それでも、そうなることが分かっていたよう。

タロ君…。

その瞬間を待ちかまえたように入り口前で静かに立っているタロ君の姿があって、そんな彼に自棄くそになった男が刃物を前に突っ込んでいくものだからさすがに焦った。

「退けぇ!!!」

「っ…タロく」

本当に直前まで、まったく避ける気配もなくただ立ち尽くしている様に見えた彼には血の気が引いた。

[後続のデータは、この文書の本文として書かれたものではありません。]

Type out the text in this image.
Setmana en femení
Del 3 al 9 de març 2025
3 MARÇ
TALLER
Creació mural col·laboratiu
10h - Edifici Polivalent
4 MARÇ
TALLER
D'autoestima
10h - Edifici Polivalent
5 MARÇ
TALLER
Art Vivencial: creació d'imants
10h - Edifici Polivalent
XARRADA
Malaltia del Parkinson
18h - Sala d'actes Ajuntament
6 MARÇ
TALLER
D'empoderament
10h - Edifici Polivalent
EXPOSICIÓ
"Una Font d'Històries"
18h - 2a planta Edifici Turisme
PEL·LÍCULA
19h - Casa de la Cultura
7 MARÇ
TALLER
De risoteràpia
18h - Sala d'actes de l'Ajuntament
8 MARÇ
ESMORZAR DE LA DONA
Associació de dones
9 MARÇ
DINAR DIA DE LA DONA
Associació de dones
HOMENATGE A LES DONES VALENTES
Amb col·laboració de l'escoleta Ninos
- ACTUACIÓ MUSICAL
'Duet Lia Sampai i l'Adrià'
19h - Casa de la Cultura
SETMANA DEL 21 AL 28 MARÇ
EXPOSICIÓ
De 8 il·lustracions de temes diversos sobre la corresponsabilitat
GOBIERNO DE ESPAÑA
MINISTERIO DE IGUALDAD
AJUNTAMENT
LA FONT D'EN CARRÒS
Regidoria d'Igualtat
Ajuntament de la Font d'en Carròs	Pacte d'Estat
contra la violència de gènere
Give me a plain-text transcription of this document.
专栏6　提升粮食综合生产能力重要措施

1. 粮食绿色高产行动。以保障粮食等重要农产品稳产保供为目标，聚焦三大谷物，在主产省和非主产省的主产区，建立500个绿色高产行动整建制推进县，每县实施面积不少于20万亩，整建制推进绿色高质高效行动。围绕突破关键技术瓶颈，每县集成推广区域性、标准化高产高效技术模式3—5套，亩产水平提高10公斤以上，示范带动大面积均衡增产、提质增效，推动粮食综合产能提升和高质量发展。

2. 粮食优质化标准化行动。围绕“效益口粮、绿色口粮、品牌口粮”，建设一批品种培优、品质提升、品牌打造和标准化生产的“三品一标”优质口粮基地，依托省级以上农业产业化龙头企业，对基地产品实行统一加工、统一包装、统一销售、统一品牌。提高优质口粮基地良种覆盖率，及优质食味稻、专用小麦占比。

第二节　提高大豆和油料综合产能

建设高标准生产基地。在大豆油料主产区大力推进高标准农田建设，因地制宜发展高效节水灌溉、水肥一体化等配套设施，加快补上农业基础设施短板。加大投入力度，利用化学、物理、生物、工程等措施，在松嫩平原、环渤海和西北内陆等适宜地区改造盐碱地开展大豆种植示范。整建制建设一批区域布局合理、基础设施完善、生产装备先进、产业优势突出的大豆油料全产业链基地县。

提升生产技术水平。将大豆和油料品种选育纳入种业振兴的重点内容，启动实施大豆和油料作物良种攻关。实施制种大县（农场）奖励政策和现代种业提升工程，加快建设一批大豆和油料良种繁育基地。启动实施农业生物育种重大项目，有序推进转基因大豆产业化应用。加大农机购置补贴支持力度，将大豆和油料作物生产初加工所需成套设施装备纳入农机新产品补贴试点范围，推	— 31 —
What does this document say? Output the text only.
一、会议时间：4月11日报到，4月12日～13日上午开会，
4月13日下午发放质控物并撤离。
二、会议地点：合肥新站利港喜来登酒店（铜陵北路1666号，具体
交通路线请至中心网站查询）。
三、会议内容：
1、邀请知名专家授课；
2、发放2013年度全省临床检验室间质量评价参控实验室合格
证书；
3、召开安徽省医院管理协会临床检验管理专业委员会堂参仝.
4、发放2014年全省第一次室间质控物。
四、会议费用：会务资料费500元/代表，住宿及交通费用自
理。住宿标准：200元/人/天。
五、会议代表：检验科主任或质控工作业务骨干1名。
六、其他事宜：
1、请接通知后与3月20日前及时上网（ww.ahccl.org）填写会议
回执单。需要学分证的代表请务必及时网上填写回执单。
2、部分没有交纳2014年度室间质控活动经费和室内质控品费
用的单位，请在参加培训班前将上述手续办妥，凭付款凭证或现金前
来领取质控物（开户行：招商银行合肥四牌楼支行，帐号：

思わず口元に両手が動いて、悲鳴さえ上げてしまいそうであったのに。

「っ……おおお!」

口から零れたのはどこまでも感極まった身震いの声だったよ。

だって、今どうなった?どうやった?

タロ君が動きを見せたのは本当に必要最低限な物だったと思う。

今にも切っ先が掠めんばかりの距離になってやっとその手を動かして、相手の手首にスルリとその手が絡んだかと思えば流麗な所作でナイフを持った手を払い退けたのだ。

それと同時に左拳で相手の腹部に一発。

そりゃあ悲鳴じゃなく感嘆。拍手さえもしてしまうってものでしょ。

「相も変わらず……どこまでも卑怯で愚かしいクズだな。クズは屑箱にちゃんと捨てたつもりだったんだけど……、いっそ焼却してあげようか?」

おおお…。

今度のこれはどっちかと言えば畏怖の方ね。